CMS finalized the Outpatient Prospective Payment System and ASC Payment System final rule on Dec. 2.
What you should know:
1. When the final rules take effect Jan. 1, 2021, CMS will begin eliminating the inpatient-only list by removing 298 primarily musculoskeletal-related services. By calendar year 2024, the full list of 1,700 procedures will be completely phased out and approved for payment in the outpatient setting when clinically appropriate.
2. The final rule includes 11 additions to the list of procedures covered in ASCs, including total hip arthroplasty (Current Procedural Terminology code 27130). The other additions made through CMS' standard review process are:
- 0266T: Implantation or replacement of carotid sinus baroreflex activation device; total system (includes generator placement, unilateral or bilateral lead placement, intra-operative interrogation, programming and repositioning, when performed)
- 0268T: Implantation or replacement of carotid sinus baroreflex activation device; pulse generator only (includes intra-operative interrogation, programming and repositioning, when performed)
- 0404T: Transcervical uterine fibroid(s) ablation with ultrasound guidance, radiofrequency
- 21365: Open treatment of complicated fracture(s) of malar area, including zygomatic arch and malar tripod; with internal fixation and multiple surgical approaches
- 27412: Autologous chondrocyte implantation, knee
- 57282: Colpopexy, vaginal; extra-peritoneal approach (sacrospinous, iliococcygeus)
- 57283: Colpopexy, vaginal; intra-peritoneal approach (uterosacral, levator myorrhaphy)
- 57425: Laparoscopy, surgical, colpopexy (suspension of vaginal apex)

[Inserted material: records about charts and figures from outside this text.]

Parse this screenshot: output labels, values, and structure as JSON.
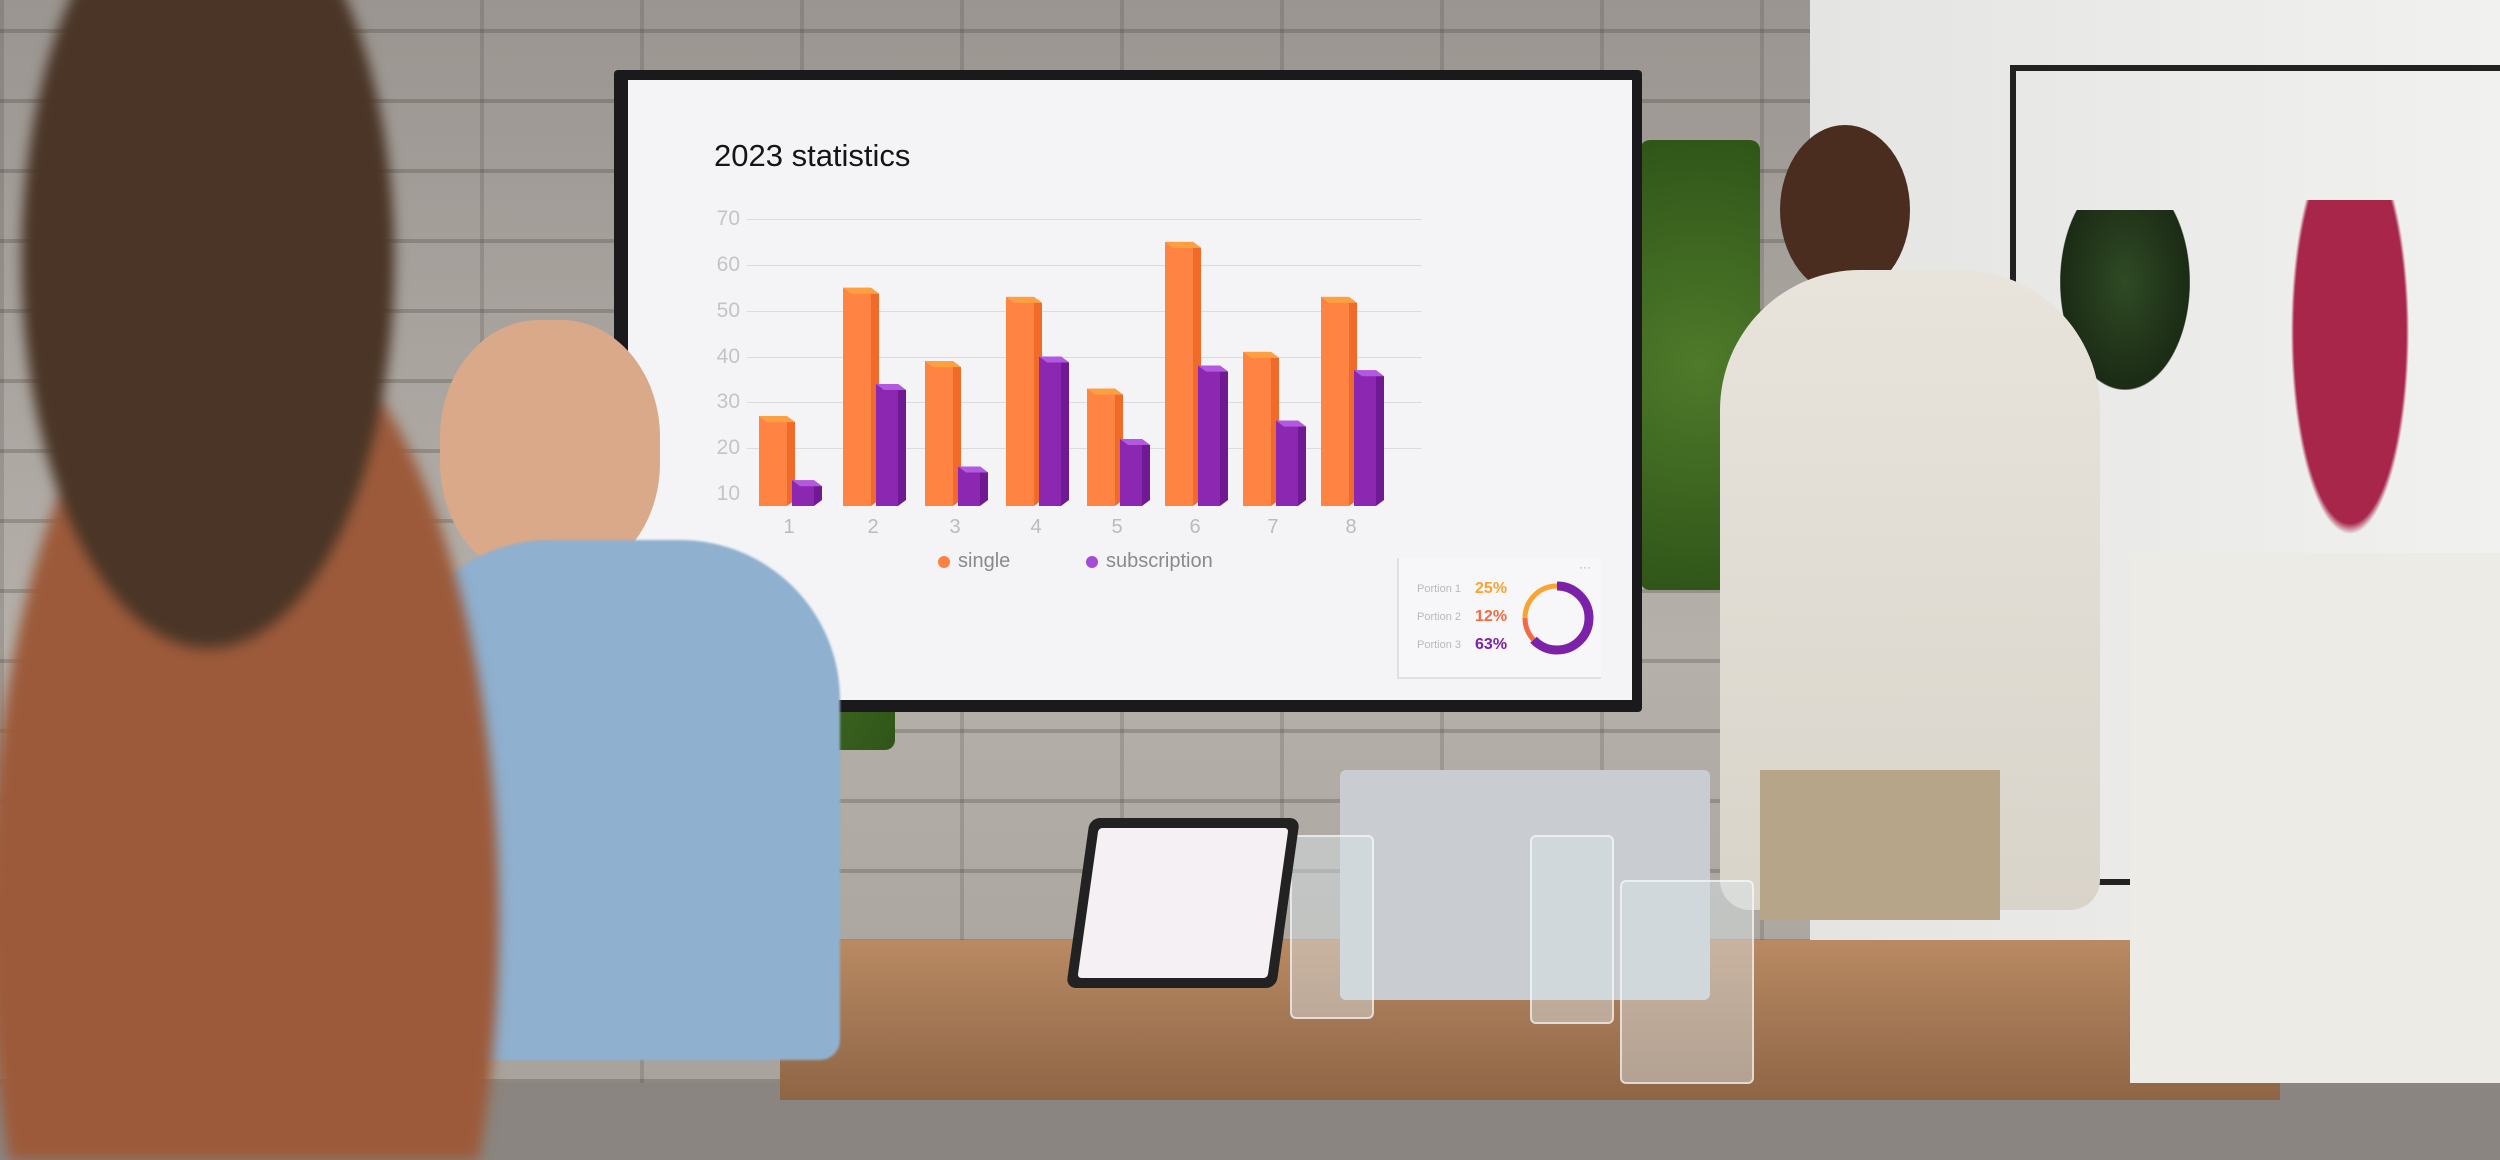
{
  "chart_data": {
    "type": "bar",
    "title": "2023 statistics",
    "categories": [
      "1",
      "2",
      "3",
      "4",
      "5",
      "6",
      "7",
      "8"
    ],
    "y_ticks": [
      "10",
      "20",
      "30",
      "40",
      "50",
      "60",
      "70"
    ],
    "ylim": [
      10,
      70
    ],
    "grid": true,
    "legend_placement": "bottom",
    "series": [
      {
        "name": "single",
        "color": "#ff8142",
        "values": [
          27,
          55,
          39,
          53,
          33,
          65,
          41,
          53
        ]
      },
      {
        "name": "subscription",
        "color": "#8b27b0",
        "values": [
          13,
          34,
          16,
          40,
          22,
          38,
          26,
          37
        ]
      }
    ]
  },
  "donut": {
    "portions": [
      {
        "label": "Portion 1",
        "value": "25%",
        "percent": 25,
        "color": "#f8a332"
      },
      {
        "label": "Portion 2",
        "value": "12%",
        "percent": 12,
        "color": "#f36a45"
      },
      {
        "label": "Portion 3",
        "value": "63%",
        "percent": 63,
        "color": "#7b22a8"
      }
    ],
    "menu_icon": "more-horizontal-icon"
  }
}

- C9764: Revascularization, endovascular, open or percutaneous, any vessel(s); with intravascular lithotripsy, includes angioplasty within the same vessel(s), when performed
- C9766: Revascularization, endovascular, open or percutaneous, any vessel(s); with intravascular lithotripsy and atherectomy, includes angioplasty within the same vessel(s), when performed
3. Under revised criteria for adding procedures to the ASC-payable list, CMS will include 267 surgical procedures in 2021. Criteria the agency used in the past should be taken into consideration by physicians deciding whether a beneficiary should be treated in an ASC. The public will be able to suggest future additions to the ASC-covered procedures list under a new notification process CMS is establishing.
4. On average across all covered procedures, ASCs will see a payment rate update of 2.4 percent. The update rate for specific codes and specialties, however, may vary significantly.
5. CMS will not remove any existing measures or adopt new measures for the calendar year 2023 payment determination under the ASC Quality Reporting Program. Because data submission was voluntary for web-based measures during the 2019 reporting period, all ASCs that reported will receive the full ASCQRP payment update for calendar year 2021.
"CMS should be commended for recognizing that ASCs are increasingly able to safely provide a greater range of services as medical practice evolves," said Bill Prentice, CEO of the Ambulatory Surgery Center Association. "While we wish CMS had addressed our concerns about budget policies that negatively impact ASC payments, we sincerely appreciate the policies relating to allowable procedures that rely on the critical role of physicians and their clinical judgment in making site-of-service determinations."